After the book closed Sunday on the 14th regular-season edition of the Subway Series, the Yankees and Mets went their separate ways. They will not meet again until next May -- unless they play in a real Subway Series in late October.
"Maybe," Alex Rodriguez said when asked about the possibility. "Maybe."
The Yankees' 4-0 victory Sunday at Yankee Stadium -- fueled by Mark Teixeira's third-inning grand slam off Johan Santana and CC Sabathia's eight shutout innings -- evened the season series at 3-3.
It's the sixth time since the series was expanded to a home-and-home in 1999 that the teams left bragging rights to be decided some other way.
"They played us extremely tough in six games," manager Joe Girardi said after the Yankees (43-26) moved into sole possession of first place in the AL East for the first time since April 21. "So there are no bragging rights until, obviously, next year. Unless we are both fortunate enough to see each other a little bit later."
Sabathia (8-3, 3.68 ERA) was brilliant, allowing four hits and two walks with six strikeouts in eight innings.
Teixeira, who toted a .224 average into the game, sent a 1-1 pitch from Santana over the auxiliary scoreboard in left-center for the only runs. It was Teixeira's fifth career grand slam -- his last was Aug. 3, 2008 at Yankee Stadium as a member of the Angels -- and was the Yankees' big league-leading seventh.
Santana (5-4, 3.31) has given up three grand slams this year after allowing two in his previous 10 seasons.
Almost as painful as the slam was the way the Yankees loaded the bases. After a single to left by Brett Gardner, Derek Jeter reached on a slow roller to third base; whatever chance David Wright had to get Jeter disappeared when he threw wildly to first.
Nick Swisher followed with a push bunt past Santana that Ike Davis fielded and backhand flipped to first. Santana tried to catch the toss on the move, but second baseman Ruben Tejada arrived at the same time and banged into Santana, causing the ball to drop to the dirt and Swisher to get a gift hit.
The Mets (39-30), meanwhile, had few opportunities against Sabathia, who never wilted despite a game-time temperature of 86 degrees and humidity that didn't clear until a 22-minute rain delay before the bottom of the eighth inning.
Their best chance came in the seventh. Davis singled and Jason Bay walked to start the inning. Rod Barajas took a called third strike and protested that the pitch was inside -- which it might have been -- to bring Fernando Tatis to the plate.

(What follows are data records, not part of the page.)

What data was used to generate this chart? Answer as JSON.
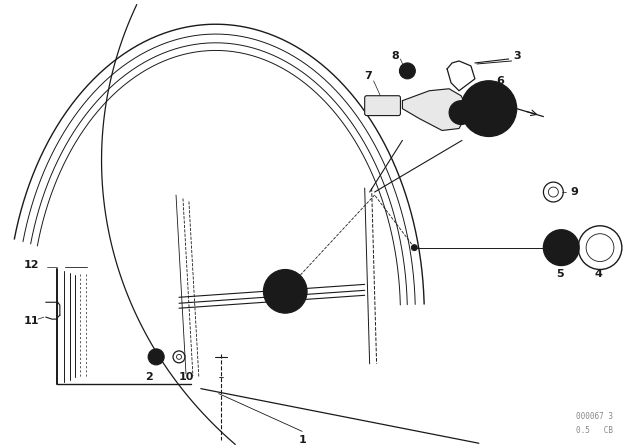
{
  "bg_color": "#ffffff",
  "line_color": "#1a1a1a",
  "fig_width": 6.4,
  "fig_height": 4.48,
  "watermark": "000067 3",
  "watermark2": "0.5   CB"
}
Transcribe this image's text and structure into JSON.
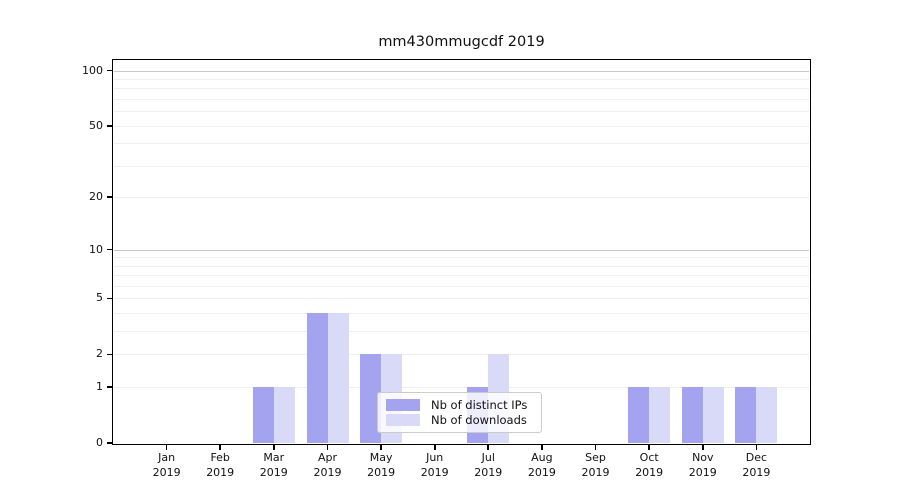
{
  "chart_data": {
    "type": "bar",
    "title": "mm430mmugcdf 2019",
    "categories": [
      "Jan",
      "Feb",
      "Mar",
      "Apr",
      "May",
      "Jun",
      "Jul",
      "Aug",
      "Sep",
      "Oct",
      "Nov",
      "Dec"
    ],
    "category_year": "2019",
    "series": [
      {
        "name": "Nb of distinct IPs",
        "color": "#a3a3f0",
        "values": [
          0,
          0,
          1,
          4,
          2,
          0,
          1,
          0,
          0,
          1,
          1,
          1
        ]
      },
      {
        "name": "Nb of downloads",
        "color": "#d9d9f8",
        "values": [
          0,
          0,
          1,
          4,
          2,
          0,
          2,
          0,
          0,
          1,
          1,
          1
        ]
      }
    ],
    "xlabel": "",
    "ylabel": "",
    "y_scale": "log1p",
    "y_ticks": [
      0,
      1,
      2,
      5,
      10,
      20,
      50,
      100
    ],
    "y_gridline_values": [
      1,
      2,
      3,
      4,
      5,
      6,
      7,
      8,
      9,
      10,
      20,
      30,
      40,
      50,
      60,
      70,
      80,
      90,
      100
    ],
    "y_decade_gridlines": [
      10,
      100
    ],
    "ylim": [
      0,
      113
    ],
    "grid": "horizontal",
    "legend_position": "inside-lower-center",
    "colors": {
      "gridline": "#efefef",
      "decade_gridline": "#c8c8c8",
      "axis": "#000000",
      "text": "#111111",
      "background": "#ffffff"
    }
  }
}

Tatis was Manuel's choice to start at designated hitter. The way Tatis has been going, Lady Gaga might have been a better selection, but Manuel had no other righthanded hitters available other than backup catcher Henry Blanco.
Tatis hasn't had a hit since May 23, the final game of the first go-round against the Yankees. Since then, he is 0 for 14 with six strikeouts, including Sunday's inning-ending 5-4-3 double play.
After the rain delay, Mariano Rivera was warming up to close out the victory in a half-filled stadium, which he did in a 1-2-3 ninth. Then the Yankees readied for a flight to Phoenix to play the Diamondbacks starting Monday night while the Mets boarded a bus back to Queens before getting a day off and a series against the Tigers starting Tuesday.